La lievitazione chimica è utilizzata in parecchi prodotti da forno professionali e molto spesso per i dolci da casa. Questo tipo di fermentazione produce anidride carbonica in cottura, rigonfiando l’impasto. Il lievito chimico, che non può certamente rientrare tra quelli di cui si è scritto fino ad ora è in realtà un composto in polvere formato da bicarbonato di sodio unito a un elemento acido che produce anidride carbonica durante la cottura. Questo tipo di reazione è generalmente innaturale per un lievito naturale, che ad alte temperature conclude la sua attività fermentativa. I primi lieviti in polvere vennero creati industrialmente alla fine del 1800. Un altro tipo di lievitazione chimica è rappresentata dal bicarbonato d’ammonio o ammoniaca per dolci che è utilizzato nella preparazione di biscotti particolarmente friabili. La controindicazione di questo tipo di agente lievitante è data appunto da sentore di ammoniaca che deve essere eliminato in cottura seguendo le giuste tempistiche. Uno dei lieviti chimici più diffuse è il cremor tartaro, le cui applicazioni spaziano dalla pasticceria alla panificazione.

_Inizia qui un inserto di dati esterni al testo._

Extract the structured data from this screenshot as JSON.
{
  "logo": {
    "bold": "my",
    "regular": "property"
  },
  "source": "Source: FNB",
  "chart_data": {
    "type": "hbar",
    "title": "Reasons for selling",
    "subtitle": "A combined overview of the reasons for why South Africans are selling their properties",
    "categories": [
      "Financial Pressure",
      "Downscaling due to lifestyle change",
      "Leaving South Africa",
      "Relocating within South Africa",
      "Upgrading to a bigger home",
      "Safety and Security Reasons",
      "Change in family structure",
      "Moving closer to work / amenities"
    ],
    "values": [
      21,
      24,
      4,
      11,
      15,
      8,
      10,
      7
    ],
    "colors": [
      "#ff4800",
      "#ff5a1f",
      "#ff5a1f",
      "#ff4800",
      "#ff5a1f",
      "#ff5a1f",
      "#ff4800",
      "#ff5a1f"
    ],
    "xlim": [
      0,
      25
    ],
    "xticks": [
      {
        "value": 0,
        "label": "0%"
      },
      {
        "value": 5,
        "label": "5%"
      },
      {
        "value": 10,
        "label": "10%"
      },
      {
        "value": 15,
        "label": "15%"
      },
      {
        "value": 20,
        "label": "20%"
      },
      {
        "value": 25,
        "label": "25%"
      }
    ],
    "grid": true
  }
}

Il lievito naturale o lievito madre o anche pasta acida, rappresenta un’altra importantissima branca della lievitazione biologica. Storicamente il lievito madre è stato scoperto dagli abitanti della Mesopotamia storica e dagli antichi Egizi, è stato utilizzato da sempre nella produzione dei panificati, gelosamente custodito da maestri dell’arte bianca, generazione dopo generazione, fino all’avvento del lievito di birra e dei lieviti compressi. Il lievito madre è stato riscoperto negli ultimi anni, diventando un must per tutti gli appassionati di arte bianca ed è un composto di acqua e farina che, lasciato fermentare a temperatura ambiente, sviluppa colonie di lieviti e batteri lattici che si riproducono e, in fase di impasto, hanno potere lievitante. La fermentazione è uguale a quello del lievito di birra con aumento di volume della pasta e alveoli nel prodotto cotto. A differenza del lievito compresso, con il quale ha in comune la presenza del Saccaromyces cerevisiae, la pasta madre sviluppa al suo interno molteplici colonie di lieviti e batteri lattici: la loro fermentazione sviluppa profumi e sapori particolari molto ricercati nel campo della panificazione. L’acidità maggiore presente negli impasti lievitati naturalmente permette inoltre una maggiore conservabilità del prodotto, ovvero un ritardo nel raffermamento dello stesso.